We show that all mainstream LSM-tree based key-value stores in the literature and in industry suboptimally trade between the I/O cost of updates on one hand and the I/O cost of lookups and storage space on the other. The reason is that they perform equally expensive merge operations across all levels of LSM-tree to bound the number of runs that a lookup has to probe and to remove obsolete entries to reclaim storage space. With state-of-the-art designs, however, merge operations from all levels of LSM-tree but the largest (i.e., most merge operations) reduce point lookup cost, long range lookup cost, and storage space by a negligible amount while significantly adding to the amortized cost of updates.
To address this problem, we introduce Lazy Leveling, a new design that removes merge operations from all levels of LSM-tree but the largest.
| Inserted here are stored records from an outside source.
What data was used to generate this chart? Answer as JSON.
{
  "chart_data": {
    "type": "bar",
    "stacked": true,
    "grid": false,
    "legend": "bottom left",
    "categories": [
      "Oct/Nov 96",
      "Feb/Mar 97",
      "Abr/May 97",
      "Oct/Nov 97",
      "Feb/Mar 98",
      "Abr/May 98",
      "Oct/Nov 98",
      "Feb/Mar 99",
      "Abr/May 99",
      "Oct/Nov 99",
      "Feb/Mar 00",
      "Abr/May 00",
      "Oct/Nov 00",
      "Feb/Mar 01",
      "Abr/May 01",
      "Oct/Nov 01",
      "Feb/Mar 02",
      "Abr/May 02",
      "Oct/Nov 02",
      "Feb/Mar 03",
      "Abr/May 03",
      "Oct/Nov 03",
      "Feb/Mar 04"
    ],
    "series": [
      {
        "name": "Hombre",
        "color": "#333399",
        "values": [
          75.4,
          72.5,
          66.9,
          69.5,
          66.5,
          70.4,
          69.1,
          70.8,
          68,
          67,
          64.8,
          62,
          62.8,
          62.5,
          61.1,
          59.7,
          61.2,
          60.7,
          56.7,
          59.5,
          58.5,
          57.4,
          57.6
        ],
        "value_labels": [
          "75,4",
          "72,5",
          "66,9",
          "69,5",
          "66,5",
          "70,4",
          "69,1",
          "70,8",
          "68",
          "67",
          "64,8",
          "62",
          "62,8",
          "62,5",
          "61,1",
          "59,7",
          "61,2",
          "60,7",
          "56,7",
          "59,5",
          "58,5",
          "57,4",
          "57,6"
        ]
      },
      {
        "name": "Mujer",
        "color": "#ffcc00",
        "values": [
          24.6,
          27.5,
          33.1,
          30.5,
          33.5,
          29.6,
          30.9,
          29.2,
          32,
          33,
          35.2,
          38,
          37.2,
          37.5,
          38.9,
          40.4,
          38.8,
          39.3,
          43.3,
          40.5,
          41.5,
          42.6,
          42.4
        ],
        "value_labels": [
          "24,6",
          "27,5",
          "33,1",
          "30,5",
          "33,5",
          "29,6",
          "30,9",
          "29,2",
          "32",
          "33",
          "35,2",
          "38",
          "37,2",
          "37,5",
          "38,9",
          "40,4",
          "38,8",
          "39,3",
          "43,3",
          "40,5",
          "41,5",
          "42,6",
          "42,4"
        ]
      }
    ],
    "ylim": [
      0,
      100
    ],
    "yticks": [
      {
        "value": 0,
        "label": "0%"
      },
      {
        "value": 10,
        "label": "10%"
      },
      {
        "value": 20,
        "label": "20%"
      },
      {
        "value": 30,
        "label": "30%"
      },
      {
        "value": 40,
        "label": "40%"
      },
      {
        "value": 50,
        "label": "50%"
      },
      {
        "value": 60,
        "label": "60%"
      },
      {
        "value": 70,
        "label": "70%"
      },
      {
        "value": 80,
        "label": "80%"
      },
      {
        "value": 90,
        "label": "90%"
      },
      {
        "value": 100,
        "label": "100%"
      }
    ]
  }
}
Lazy Leveling improves the worst-case complexity of update cost while maintaining the same bounds on point lookup cost, long range lookup cost, and storage space. We further introduce Fluid LSM-tree, a generalization of the entire LSM-tree design space that can be parameterized to assume any existing design. Relative to Lazy Leveling, Fluid LSM-tree can optimize more for updates by merging less at the largest level, or it can optimize more for short range lookups by merging more at all other levels.
We put everything together to design Dostoevsky, a key-value store that adaptively removes superfluous merging by navigating the Fluid LSM-tree design space based on the application workload and hardware. We implemented Dostoevsky on top of RocksDB, and we show that it strictly dominates state-of-the-art designs in terms of performance and storage space.